LONDON (AFP) – Pengadilan tertinggi Inggris akan memutuskan Jumat (26 Februari) apakah Shamima Begum, seorang wanita yang dicabut kewarganegaraan Inggrisnya karena bergabung dengan kelompok Negara Islam Irak dan Suriah (ISIS) di Suriah, dapat kembali untuk menantang keputusan tersebut.

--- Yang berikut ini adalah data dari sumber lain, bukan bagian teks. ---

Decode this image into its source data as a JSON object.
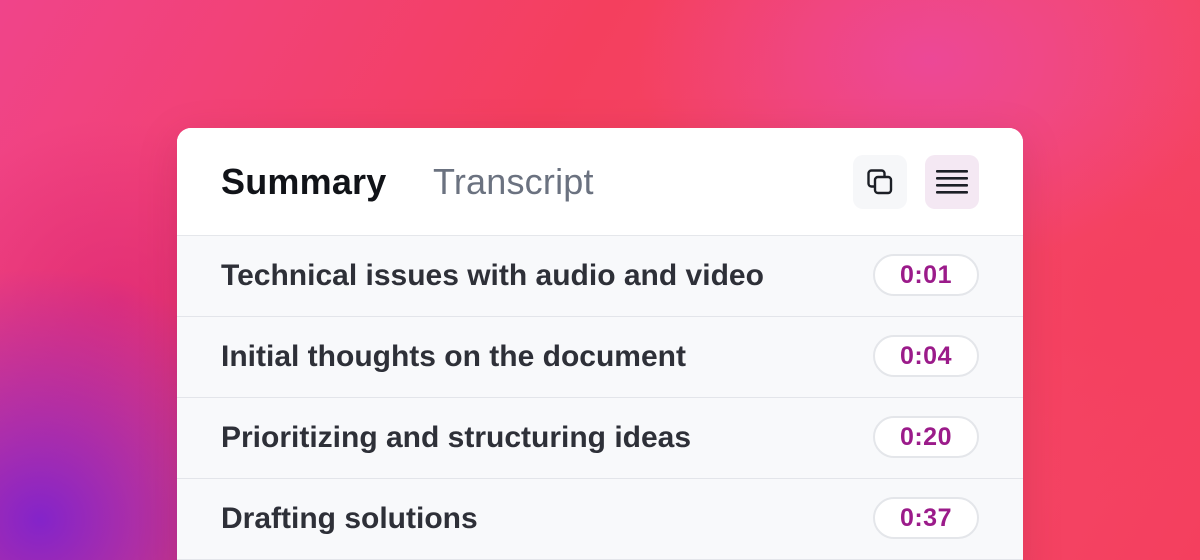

Mahkamah Agung akan memberikan putusannya pada 0945 GMT (5.45pm waktu Singapura) dalam kasus ini, yang telah dilihat sebagai ujian bagaimana negara-negara memperlakukan warga negara yang bergabung dengan para ekstremis.
Sekarang berusia 21 tahun, Begum meninggalkan rumahnya di London timur pada usia 15 tahun untuk melakukan perjalanan ke Suriah dengan dua teman sekolahnya, dan menikahi seorang pejuang ISIS.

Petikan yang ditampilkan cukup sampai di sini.